The mystical or peak experience component also matters. In the NYU trial, the intensity of the psilocybin experience — measured by the Mystical Experience Questionnaire — correlated with drinking outcomes at follow-up. Participants who reported greater psychological insight during their sessions tended to show larger reductions in alcohol use. This mirrors findings from the Johns Hopkins smoking cessation work, where mystical experience scores predicted abstinence at six and twelve months.
Researchers also point to motivational shifts. Many participants described a fundamental reappraisal of their relationship with alcohol — not a craving suppression, but a qualitative change in how they perceived drinking as part of their identity. This kind of value-level change is difficult to achieve through talk therapy alone.
What the Trial Could Not Establish
Phase 2 trials are designed to test whether a treatment shows enough promise to advance — not to definitively prove efficacy. Several limitations apply. The sample was predominantly white and college-educated, which limits generalizability.
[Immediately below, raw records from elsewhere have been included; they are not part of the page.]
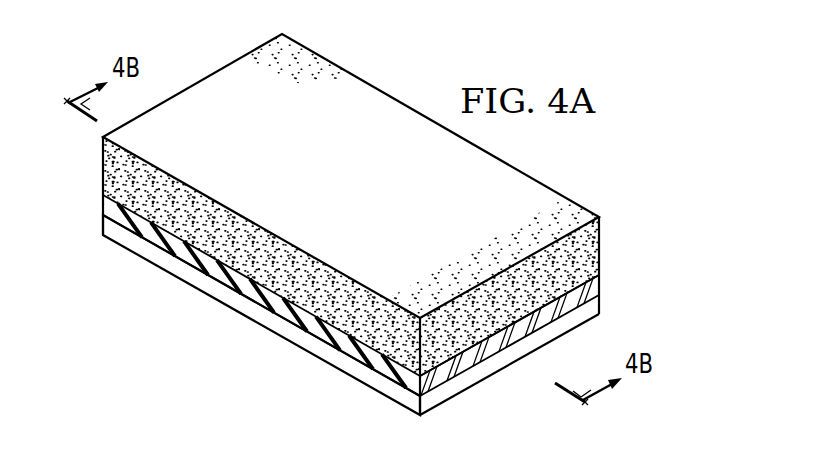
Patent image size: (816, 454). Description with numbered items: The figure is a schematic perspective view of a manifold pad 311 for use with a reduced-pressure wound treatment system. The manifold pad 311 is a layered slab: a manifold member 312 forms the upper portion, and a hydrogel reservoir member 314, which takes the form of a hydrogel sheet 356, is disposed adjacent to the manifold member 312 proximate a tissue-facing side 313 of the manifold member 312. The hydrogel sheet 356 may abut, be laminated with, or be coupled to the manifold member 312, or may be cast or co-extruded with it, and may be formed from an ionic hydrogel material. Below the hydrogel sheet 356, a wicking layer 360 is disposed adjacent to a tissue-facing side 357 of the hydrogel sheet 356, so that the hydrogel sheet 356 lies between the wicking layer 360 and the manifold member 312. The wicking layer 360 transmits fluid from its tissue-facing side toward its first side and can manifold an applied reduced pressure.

The manifold pad 311 is at (162, 65).
The manifold member 312 is at (592, 252).
The tissue-facing side of the manifold member 313 is at (543, 310).
The hydrogel reservoir member 314 is at (608, 287).
The hydrogel sheet 356 is at (110, 208).
The tissue-facing side of the hydrogel sheet 357 is at (485, 363).
The wicking layer 360 is at (130, 240).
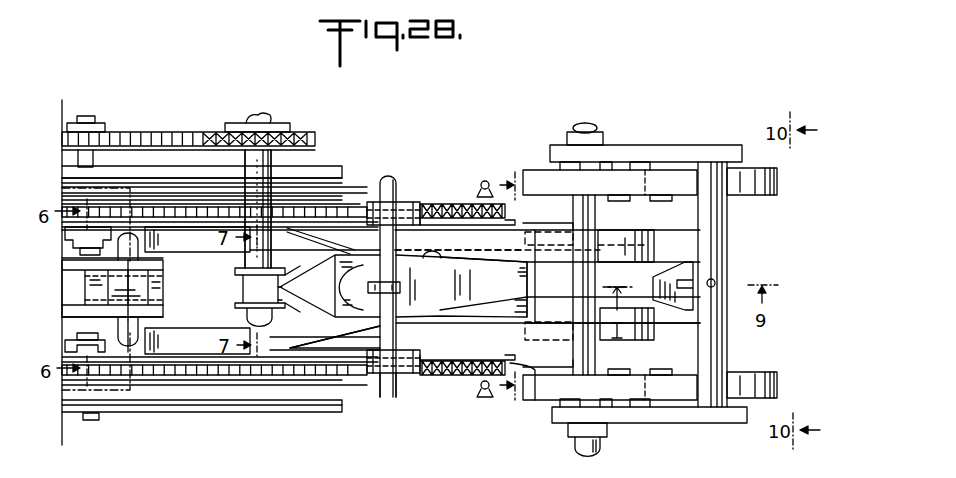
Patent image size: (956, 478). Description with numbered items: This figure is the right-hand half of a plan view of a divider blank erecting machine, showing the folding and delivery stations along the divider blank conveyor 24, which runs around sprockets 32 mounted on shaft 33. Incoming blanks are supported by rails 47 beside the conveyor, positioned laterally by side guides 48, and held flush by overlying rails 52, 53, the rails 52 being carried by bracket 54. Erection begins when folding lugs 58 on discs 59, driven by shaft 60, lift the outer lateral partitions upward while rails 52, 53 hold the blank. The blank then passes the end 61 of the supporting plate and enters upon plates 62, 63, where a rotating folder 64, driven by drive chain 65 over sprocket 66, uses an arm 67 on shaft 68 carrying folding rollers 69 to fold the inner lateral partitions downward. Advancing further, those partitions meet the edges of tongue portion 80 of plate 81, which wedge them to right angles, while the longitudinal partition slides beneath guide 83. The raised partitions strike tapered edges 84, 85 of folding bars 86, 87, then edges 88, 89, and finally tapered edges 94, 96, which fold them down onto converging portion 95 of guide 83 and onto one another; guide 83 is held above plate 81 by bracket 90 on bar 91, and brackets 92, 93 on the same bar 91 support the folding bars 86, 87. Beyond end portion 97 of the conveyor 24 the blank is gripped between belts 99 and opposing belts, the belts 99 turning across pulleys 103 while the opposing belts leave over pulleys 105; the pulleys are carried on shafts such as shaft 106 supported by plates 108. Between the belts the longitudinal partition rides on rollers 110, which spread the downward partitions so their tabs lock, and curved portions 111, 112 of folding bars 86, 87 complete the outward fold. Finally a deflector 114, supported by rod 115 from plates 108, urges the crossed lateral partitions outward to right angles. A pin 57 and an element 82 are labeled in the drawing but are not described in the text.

The divider blank conveyor 24 is at (226, 202).
The sprockets 32 is at (510, 206).
The shaft 33 is at (475, 200).
The rails 47 is at (165, 220).
The side guides 48 is at (335, 166).
The rails 52 is at (163, 260).
The rails 53 is at (190, 190).
The bracket 54 is at (100, 290).
The pin 57 is at (140, 334).
The folding lugs 58 is at (72, 234).
The discs 59 is at (85, 248).
The shaft 60 is at (95, 421).
The end of plate 61 is at (165, 300).
The plate 62 is at (197, 239).
The plate 63 is at (197, 341).
The rotating folder 64 is at (229, 302).
The drive chain 65 is at (136, 130).
The sprocket 66 is at (236, 121).
The arm 67 is at (260, 297).
The shaft 68 is at (258, 209).
The folding rollers 69 is at (297, 290).
The tongue portion 80 is at (330, 286).
The plate 81 is at (505, 298).
The post 82 is at (375, 290).
The guide 83 is at (461, 286).
The tapered edge 84 is at (320, 230).
The tapered edge 85 is at (320, 350).
The folding bar 86 is at (460, 242).
The folding bar 87 is at (548, 327).
The edge 88 is at (436, 256).
The edge 89 is at (432, 332).
The bracket 90 is at (402, 287).
The bar 91 is at (388, 397).
The bracket 92 is at (398, 203).
The bracket 93 is at (402, 368).
The tapered edge 94 is at (500, 262).
The converging portion 95 is at (492, 290).
The tapered edge 96 is at (518, 294).
The end portion 97 is at (532, 400).
The belts 99 is at (775, 186).
The pulleys 103 is at (660, 201).
The pulleys 105 is at (638, 201).
The shaft 106 is at (575, 450).
The plates 108 is at (722, 152).
The rollers 110 is at (563, 232).
The curved portion 111 is at (647, 243).
The curved portion 112 is at (654, 318).
The deflector 114 is at (686, 268).
The rod 115 is at (700, 282).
Blinding was imperfect: most participants correctly guessed whether they received psilocybin. This introduces expectancy effects that are difficult to disentangle from pharmacological action.
The trial was not powered to detect differences in long-term sobriety beyond eight months. Whether benefits persist at one or two years remains an open question. A Phase 3 trial with a larger and more diverse sample is needed before psilocybin could be considered a standard treatment.
Adverse events were generally mild — anxiety, headache, nausea on drug days — and no serious adverse events were attributed to psilocybin. One participant experienced a brief period of elevated blood pressure that resolved without intervention.
What Comes After the NYU Trial
NYU's results were published in JAMA Psychiatry in 2022 and have been widely cited as among the most rigorous evidence yet for psychedelic-assisted therapy in addiction. The Bogenschutz team is now involved in expanded follow-up research examining longer-term durability and mechanisms.
Several Phase 3 trials for psilocybin and AUD are in the planning or early enrollment stage as of 2026. MAPS and MAPS PBC have expressed interest, and academic centers at UCSF, Imperial College London, and the University of New Mexico are conducting related work. FDA Breakthrough Therapy designation for psilocybin in AUD would accelerate this pipeline — as of this writing, no such designation has been granted for alcohol specifically, though COMPASS Pathways holds Breakthrough Therapy status for treatment-resistant depression.
Accessing Research in 2026
If you or someone you know struggles with alcohol use disorder and is interested in psilocybin-assisted therapy, the most accessible current pathway is through a clinical trial. ClinicalTrials.gov lists active trials enrolling participants with AUD; several offer the treatment at no cost with travel reimbursement. Oregon's licensed psilocybin program permits adult use for any purpose, though it is not a clinical treatment context. Jamaica and the Netherlands offer retreat-based options outside the US regulatory framework.
Standard harm-reduction advice applies: psilocybin is not appropriate for people with personal or family histories of psychosis, bipolar I disorder, or certain cardiac conditions. Consulting a physician before any psilocybin use is strongly recommended.